After Mom's release six days later, we four sisters staggered our visits, each of us spending a handful of days on the farm to oversee her transition back to life as she knew it. Healing, like life, takes a whole lot of farmhands.

I form words from the little tiles in front of me. Because of Mom's recent accident, I could restrain myself from a Bananagram victory today, but I don’t. Why go easy on this woman who can hold her masterful own in this world of words? I assemble something creative.

“No, dear,” Mom says, eyeing my string of characters. “That's not a word.”

Busted.

“Husband's looking for zucchini for a recipe,” I say, changing the subject. “Got any you want to get rid of?”

“No, but I'll check with Bernie.” Mom texts her mailman like it's the most normal thing in the world.

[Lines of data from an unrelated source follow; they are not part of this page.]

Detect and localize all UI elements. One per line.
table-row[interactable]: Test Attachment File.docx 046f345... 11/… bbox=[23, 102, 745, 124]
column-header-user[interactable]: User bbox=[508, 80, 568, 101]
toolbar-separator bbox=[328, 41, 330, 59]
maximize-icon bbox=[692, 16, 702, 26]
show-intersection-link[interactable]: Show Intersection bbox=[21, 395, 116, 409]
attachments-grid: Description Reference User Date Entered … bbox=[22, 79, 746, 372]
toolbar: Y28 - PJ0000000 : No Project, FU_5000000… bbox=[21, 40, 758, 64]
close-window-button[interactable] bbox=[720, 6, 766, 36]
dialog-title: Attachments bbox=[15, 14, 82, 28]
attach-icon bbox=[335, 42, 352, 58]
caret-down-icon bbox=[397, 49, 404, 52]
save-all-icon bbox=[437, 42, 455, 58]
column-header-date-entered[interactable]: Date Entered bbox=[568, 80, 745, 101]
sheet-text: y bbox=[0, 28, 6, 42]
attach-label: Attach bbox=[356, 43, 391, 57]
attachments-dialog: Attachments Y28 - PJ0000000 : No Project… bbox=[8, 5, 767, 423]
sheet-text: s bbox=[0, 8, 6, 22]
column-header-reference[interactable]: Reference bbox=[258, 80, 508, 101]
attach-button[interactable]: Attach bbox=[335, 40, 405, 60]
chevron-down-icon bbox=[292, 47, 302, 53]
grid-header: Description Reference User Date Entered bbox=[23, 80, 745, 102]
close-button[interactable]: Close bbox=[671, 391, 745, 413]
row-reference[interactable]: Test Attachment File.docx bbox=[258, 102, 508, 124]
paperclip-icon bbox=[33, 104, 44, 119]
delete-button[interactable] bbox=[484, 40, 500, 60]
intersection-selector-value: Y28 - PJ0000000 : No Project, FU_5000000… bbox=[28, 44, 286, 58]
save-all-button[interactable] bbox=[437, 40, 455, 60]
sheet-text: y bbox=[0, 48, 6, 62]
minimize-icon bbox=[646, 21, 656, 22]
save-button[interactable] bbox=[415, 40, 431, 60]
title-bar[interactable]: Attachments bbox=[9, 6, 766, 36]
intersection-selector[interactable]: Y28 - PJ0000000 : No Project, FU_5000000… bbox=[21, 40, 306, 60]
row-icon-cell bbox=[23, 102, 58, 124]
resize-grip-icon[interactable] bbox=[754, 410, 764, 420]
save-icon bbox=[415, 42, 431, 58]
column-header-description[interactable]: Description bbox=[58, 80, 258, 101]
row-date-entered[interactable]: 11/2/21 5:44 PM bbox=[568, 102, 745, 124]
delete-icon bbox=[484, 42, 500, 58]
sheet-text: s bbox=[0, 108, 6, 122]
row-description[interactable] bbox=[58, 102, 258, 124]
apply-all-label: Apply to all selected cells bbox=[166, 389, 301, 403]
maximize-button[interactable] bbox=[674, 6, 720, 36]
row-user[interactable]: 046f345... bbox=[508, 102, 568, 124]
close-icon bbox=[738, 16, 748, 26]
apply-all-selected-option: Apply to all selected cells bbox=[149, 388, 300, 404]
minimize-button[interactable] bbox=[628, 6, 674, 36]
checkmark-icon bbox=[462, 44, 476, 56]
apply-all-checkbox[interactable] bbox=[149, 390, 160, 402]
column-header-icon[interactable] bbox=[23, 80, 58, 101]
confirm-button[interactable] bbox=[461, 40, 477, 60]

His answer comes faster than I can spell joist (which is fast because I already had all the letters on hand.)

“He says he can get some zucchini from so-and-so,” and Mom mentions the name of a lady in town who has the summer squash Husband wants.

“Seriously?” I think about Mom's mailman now, rolling up to her rural mailbox in his vehicle, deploying his Super Soaker on her two dogs when they trot too close to his tires but also bringing them deer legs for treats when they're lucky.

Days earlier, Bernie texted her: Broken rib medicine in garage

Mom found potatoes, onions, cabbage, leeks, tomatoes, cucumbers, zucchini, and a bouquet of sunflowers. Another day during her convalescence, Bernie brought her old Reader's Digests. Today, he dropped off an old peanut jar “vase” filled with his homegrown gladiolas—to go with her mail.

This mail delivery arrangement seems heavy on the gifts, but Mom says she once loaned Bernie her chicken plucker so maybe it all comes out even.

Mom cleans up at Bananagrams while I imagine her life in the country, replete with love, mail, humor, and all the garden veggies required to heal a broken rib and hematoma on her liver.

It's not a bad gig, this visiting a recuperating patient on the farm. Not a bad gig at all.